Northern Ireland women make waves in civil engineering

The three QUEST Technician scholars from North West Regional College are all women.

Left to Right: NWRC Civil Engineering Lecturer John Logue CEng MICE, Sinead Mullan, Channelle McCook, Glynis Gallagher, and Head of School Dr Danny Laverty CEng MICE.
Left to Right: NWRC Civil Engineering Lecturer John Logue CEng MICE, Sinead Mullan, Channelle McCook, Glynis Gallagher, and Head of School Dr Danny Laverty CEng MICE.

Just ahead of International Women's Day, three women at North West Regional College in Northern Ireland have earned QUEST Technician scholarships to pursue their studies in civil engineering.

All three of the women are earning Foundation Degrees in Civil Engineering. Two are mature students and single mothers, having returned to school after having their families and careers in other industries.

Sinead Mullan from Dungiven began her course at the age of 34, having had an interest in engineering since childhood.

"As a single parent of two sons, I have worked very hard in jobs which allowed me to put food on the table and which were a necessity rather than a profession of choice," she said.

"However, while satisfying on a personal level, my previous jobs did not challenge me intellectually. Engineers make a difference – this is what fascinates me."

Glynis Gallagher from Derry-Londonderry returned to education at the age of 41. Inspired by the construction of the Peace Bridge and development of Ebrington Square in her home city, Gallagher decided that she wanted to be part of something so rewarding.

"Not only was the Bridge good for infrastructure, but also for the social structure as it integrated people from both sides of the city and contributed economically," she said.

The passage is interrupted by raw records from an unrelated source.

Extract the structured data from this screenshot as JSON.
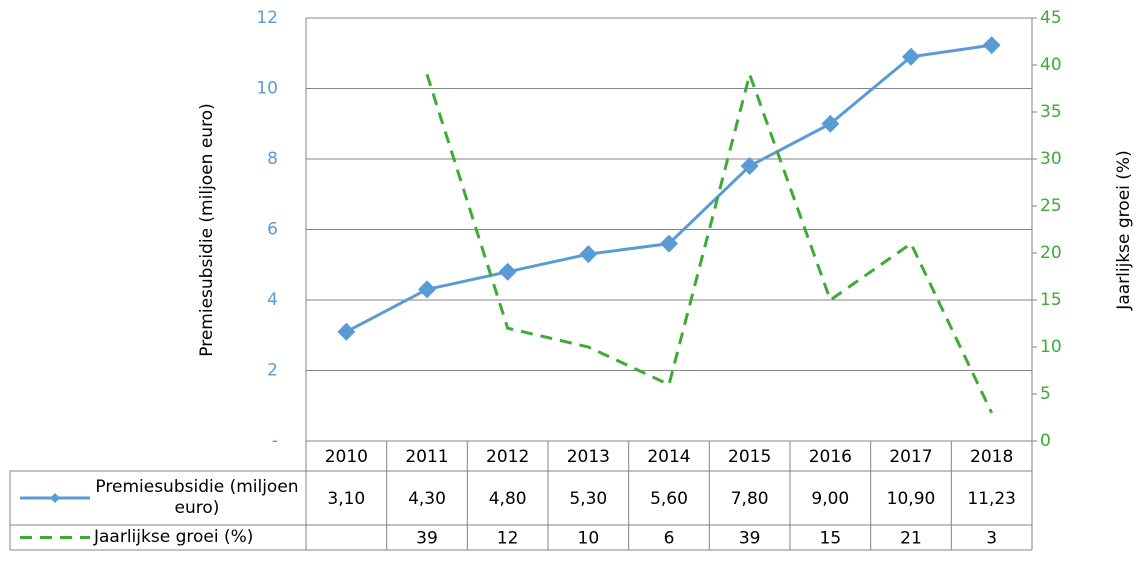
{
  "chart_data": {
    "type": "line",
    "y_label": "Premiesubsidie (miljoen euro)",
    "y2_label": "Jaarlijkse groei (%)",
    "categories": [
      "2010",
      "2011",
      "2012",
      "2013",
      "2014",
      "2015",
      "2016",
      "2017",
      "2018"
    ],
    "series": [
      {
        "name": "Premiesubsidie (miljoen euro)",
        "color": "#5b9bd5",
        "values": [
          3.1,
          4.3,
          4.8,
          5.3,
          5.6,
          7.8,
          9.0,
          10.9,
          11.23
        ],
        "value_labels": [
          "3,10",
          "4,30",
          "4,80",
          "5,30",
          "5,60",
          "7,80",
          "9,00",
          "10,90",
          "11,23"
        ]
      },
      {
        "name": "Jaarlijkse groei (%)",
        "color": "#3dab35",
        "axis": "y2",
        "dashed": true,
        "values": [
          null,
          39,
          12,
          10,
          6,
          39,
          15,
          21,
          3
        ]
      }
    ],
    "ylim": [
      0,
      12
    ],
    "yticks": [
      {
        "value": 0,
        "label": "-"
      },
      2,
      4,
      6,
      8,
      10,
      12
    ],
    "y_tick_color": "#5b9bd5",
    "y2lim": [
      0,
      45
    ],
    "y2ticks": [
      0,
      5,
      10,
      15,
      20,
      25,
      30,
      35,
      40,
      45
    ],
    "y2_tick_color": "#3dab35",
    "grid": true,
    "data_table": true
  }
}
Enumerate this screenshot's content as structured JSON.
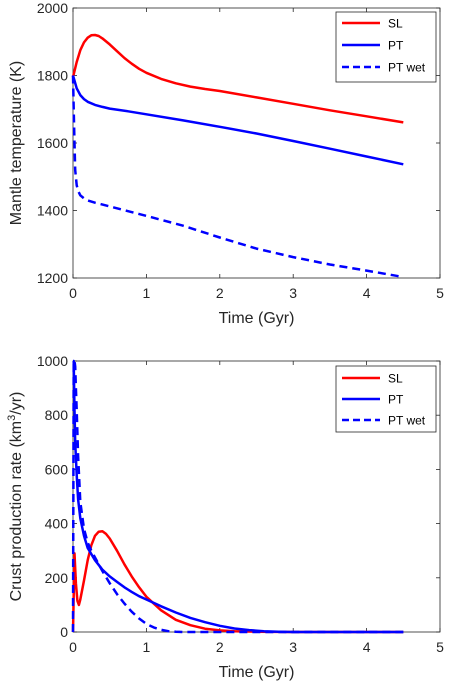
{
  "chart_data": [
    {
      "type": "line",
      "xlabel": "Time (Gyr)",
      "ylabel": "Mantle temperature (K)",
      "xlim": [
        0,
        5
      ],
      "ylim": [
        1200,
        2000
      ],
      "xticks": [
        "0",
        "1",
        "2",
        "3",
        "4",
        "5"
      ],
      "yticks": [
        "1200",
        "1400",
        "1600",
        "1800",
        "2000"
      ],
      "grid": false,
      "legend_position": "top-right",
      "series": [
        {
          "name": "SL",
          "color": "#ff0000",
          "style": "solid",
          "x": [
            0,
            0.05,
            0.1,
            0.15,
            0.2,
            0.25,
            0.3,
            0.35,
            0.4,
            0.5,
            0.6,
            0.7,
            0.8,
            0.9,
            1.0,
            1.2,
            1.4,
            1.6,
            1.8,
            2.0,
            2.5,
            3.0,
            3.5,
            4.0,
            4.5
          ],
          "y": [
            1795,
            1840,
            1875,
            1898,
            1912,
            1919,
            1920,
            1917,
            1910,
            1892,
            1872,
            1852,
            1835,
            1820,
            1808,
            1790,
            1777,
            1767,
            1760,
            1754,
            1735,
            1716,
            1697,
            1679,
            1661
          ]
        },
        {
          "name": "PT",
          "color": "#0000ff",
          "style": "solid",
          "x": [
            0,
            0.02,
            0.05,
            0.1,
            0.15,
            0.2,
            0.3,
            0.4,
            0.5,
            0.75,
            1.0,
            1.5,
            2.0,
            2.5,
            3.0,
            3.5,
            4.0,
            4.5
          ],
          "y": [
            1800,
            1785,
            1762,
            1742,
            1730,
            1722,
            1713,
            1707,
            1702,
            1694,
            1685,
            1667,
            1648,
            1628,
            1606,
            1583,
            1560,
            1537
          ]
        },
        {
          "name": "PT wet",
          "color": "#0000ff",
          "style": "dashed",
          "x": [
            0,
            0.01,
            0.02,
            0.03,
            0.05,
            0.07,
            0.1,
            0.15,
            0.2,
            0.3,
            0.5,
            0.75,
            1.0,
            1.5,
            2.0,
            2.5,
            3.0,
            3.5,
            4.0,
            4.5
          ],
          "y": [
            1800,
            1700,
            1600,
            1520,
            1475,
            1458,
            1445,
            1436,
            1430,
            1423,
            1412,
            1398,
            1384,
            1355,
            1320,
            1287,
            1262,
            1240,
            1222,
            1203
          ]
        }
      ]
    },
    {
      "type": "line",
      "xlabel": "Time (Gyr)",
      "ylabel_main": "Crust production rate (km",
      "ylabel_sup": "3",
      "ylabel_tail": "/yr)",
      "xlim": [
        0,
        5
      ],
      "ylim": [
        0,
        1000
      ],
      "xticks": [
        "0",
        "1",
        "2",
        "3",
        "4",
        "5"
      ],
      "yticks": [
        "0",
        "200",
        "400",
        "600",
        "800",
        "1000"
      ],
      "grid": false,
      "legend_position": "top-right",
      "series": [
        {
          "name": "SL",
          "color": "#ff0000",
          "style": "solid",
          "x": [
            0,
            0.02,
            0.04,
            0.06,
            0.08,
            0.1,
            0.15,
            0.2,
            0.25,
            0.3,
            0.35,
            0.4,
            0.45,
            0.5,
            0.6,
            0.7,
            0.8,
            0.9,
            1.0,
            1.2,
            1.4,
            1.6,
            1.8,
            2.0,
            2.2,
            2.5,
            3.0,
            4.5
          ],
          "y": [
            0,
            290,
            180,
            115,
            100,
            120,
            190,
            265,
            320,
            355,
            370,
            372,
            362,
            345,
            300,
            250,
            205,
            165,
            130,
            80,
            45,
            25,
            12,
            6,
            3,
            1,
            0,
            0
          ]
        },
        {
          "name": "PT",
          "color": "#0000ff",
          "style": "solid",
          "x": [
            0,
            0.01,
            0.02,
            0.03,
            0.05,
            0.07,
            0.1,
            0.15,
            0.2,
            0.3,
            0.4,
            0.5,
            0.6,
            0.7,
            0.8,
            0.9,
            1.0,
            1.2,
            1.4,
            1.6,
            1.8,
            2.0,
            2.2,
            2.4,
            2.6,
            2.8,
            3.0,
            4.5
          ],
          "y": [
            1000,
            1000,
            820,
            700,
            580,
            490,
            420,
            355,
            310,
            265,
            230,
            205,
            185,
            165,
            148,
            132,
            120,
            95,
            72,
            52,
            36,
            23,
            13,
            7,
            3,
            1,
            0,
            0
          ]
        },
        {
          "name": "PT wet",
          "color": "#0000ff",
          "style": "dashed",
          "x": [
            0,
            0.01,
            0.02,
            0.03,
            0.04,
            0.05,
            0.07,
            0.1,
            0.15,
            0.2,
            0.25,
            0.3,
            0.4,
            0.5,
            0.6,
            0.7,
            0.8,
            0.9,
            1.0,
            1.1,
            1.2,
            1.3,
            1.4,
            1.5,
            4.5
          ],
          "y": [
            0,
            1000,
            1000,
            980,
            900,
            820,
            650,
            480,
            380,
            330,
            300,
            275,
            225,
            180,
            140,
            105,
            75,
            50,
            30,
            17,
            8,
            3,
            1,
            0,
            0
          ]
        }
      ]
    }
  ]
}
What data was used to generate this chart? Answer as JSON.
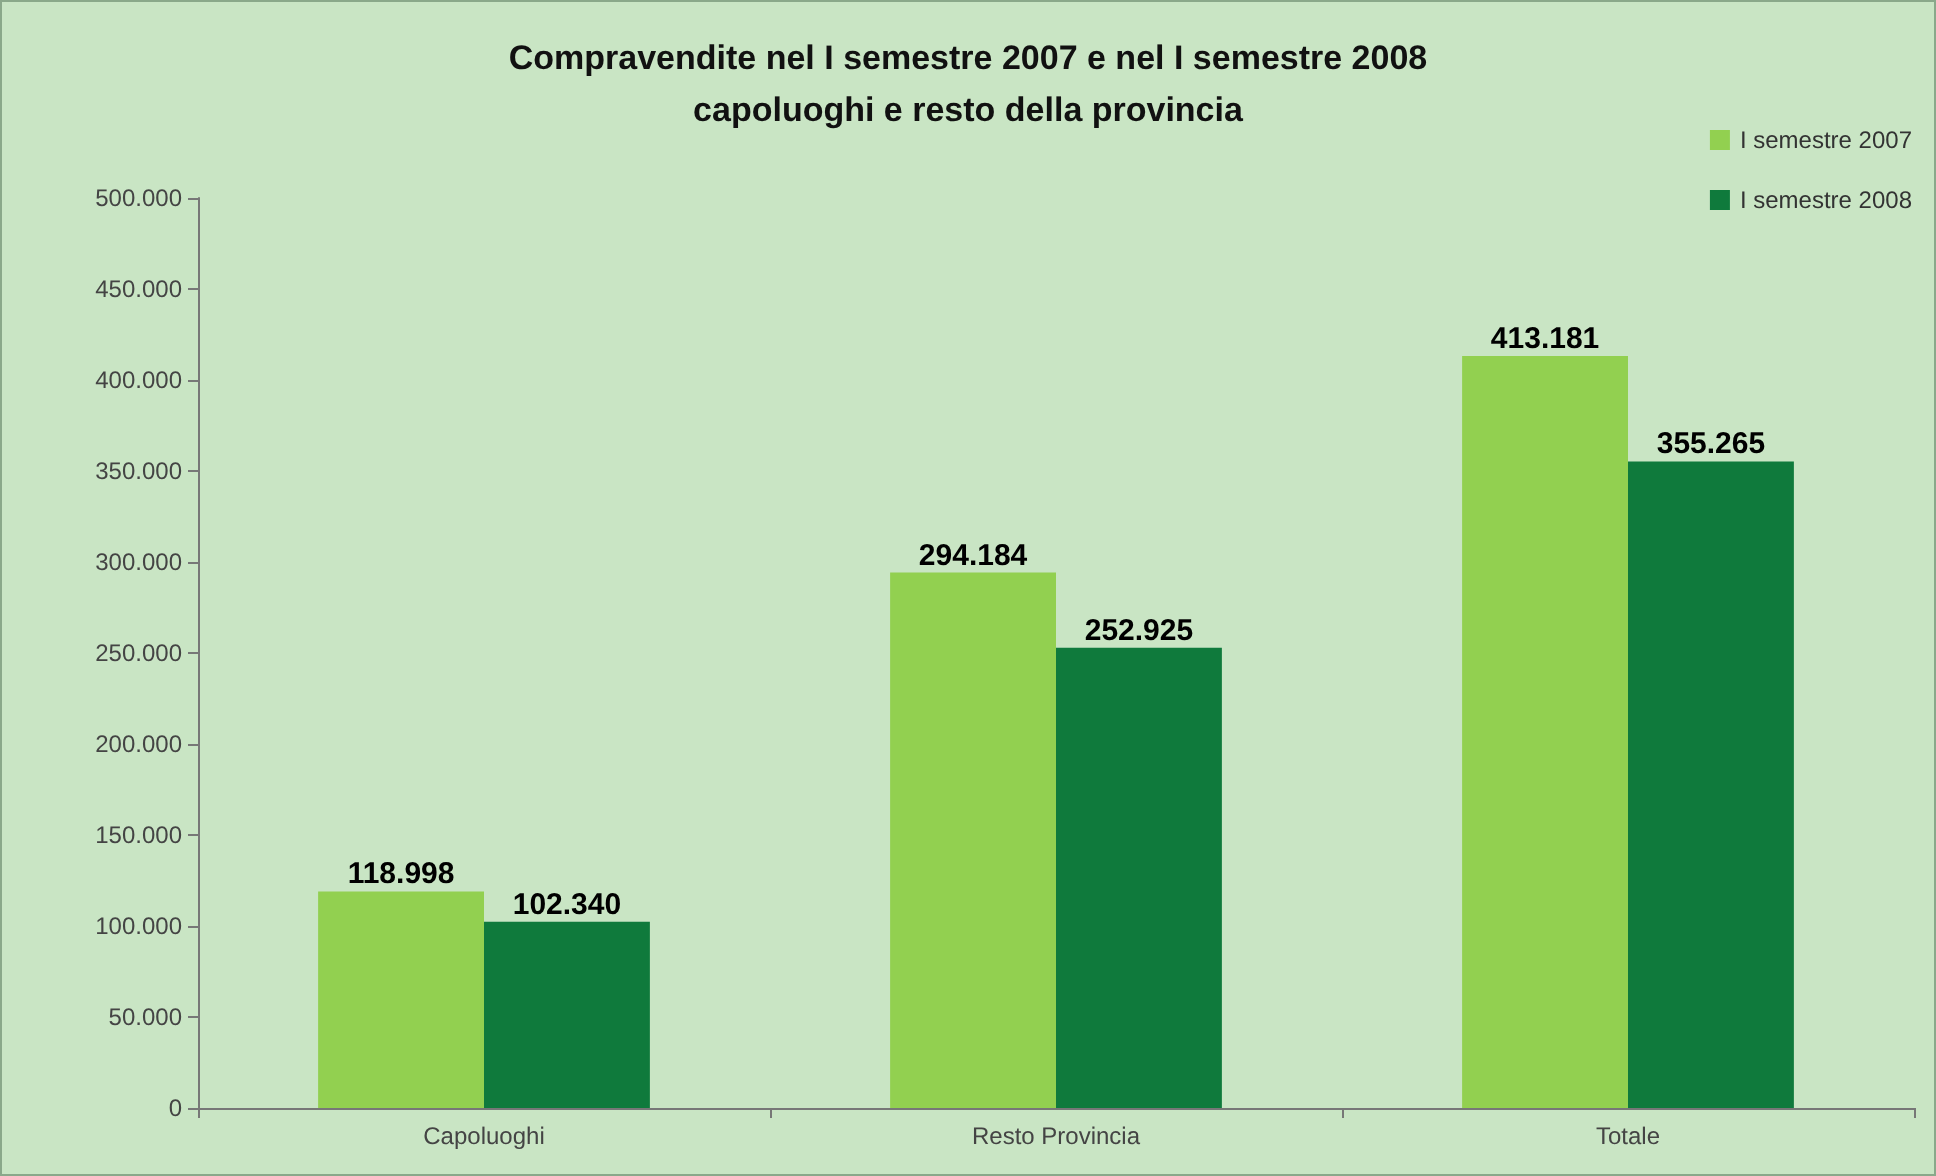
{
  "chart_data": {
    "type": "bar",
    "title": "Compravendite nel I semestre 2007 e nel I semestre 2008\ncapoluoghi e resto della provincia",
    "categories": [
      "Capoluoghi",
      "Resto Provincia",
      "Totale"
    ],
    "series": [
      {
        "name": "I semestre 2007",
        "color": "#92d050",
        "values": [
          118998,
          294184,
          413181
        ],
        "value_labels": [
          "118.998",
          "294.184",
          "413.181"
        ]
      },
      {
        "name": "I semestre 2008",
        "color": "#0f7a3c",
        "values": [
          102340,
          252925,
          355265
        ],
        "value_labels": [
          "102.340",
          "252.925",
          "355.265"
        ]
      }
    ],
    "ylim": [
      0,
      500000
    ],
    "yticks": [
      {
        "value": 0,
        "label": "0"
      },
      {
        "value": 50000,
        "label": "50.000"
      },
      {
        "value": 100000,
        "label": "100.000"
      },
      {
        "value": 150000,
        "label": "150.000"
      },
      {
        "value": 200000,
        "label": "200.000"
      },
      {
        "value": 250000,
        "label": "250.000"
      },
      {
        "value": 300000,
        "label": "300.000"
      },
      {
        "value": 350000,
        "label": "350.000"
      },
      {
        "value": 400000,
        "label": "400.000"
      },
      {
        "value": 450000,
        "label": "450.000"
      },
      {
        "value": 500000,
        "label": "500.000"
      }
    ],
    "grid": false,
    "legend": "top right"
  }
}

"I have always worked hard as a provider, but I have always felt that I have never reached my full potential," she said. "I feel like I will accomplish this on my course and as a civil engineer."

The third scholar, Chanelle McCook of Coleraine, says she "fell in love" with civil engineering after doing work experience for her uncle, who is a structural engineer. McCook decided to leave her grammar school to enrol at North West Regional College, which has a reputable construction and engineering programme.

"There were many challenges, particularly as the only female student in my class," McCook said. "Yet through these experiences, I have realised that an ability to handle change and a determination to succeed are fundamentally the core values which will stabilise my pathway to structural engineering."

She added: "I believe strongly in equality and that I can, as a woman, make a positive contribution to a career which I love and respect."

Richard Kirk, Regional Director of ICE NI, was delighted with the students' success.

"It is incredibly exciting to have such motivated, capable and passionate women entering our field," he said. "Northern Ireland needs more female civil engineers, and we are thrilled to be able to financially support these women's paths to qualification."

"It's especially fitting that the timing was just before International Women's Day. ICE is committed to promoting women's achievements in civil engineering, and these women from Northern Ireland have given us plenty to celebrate."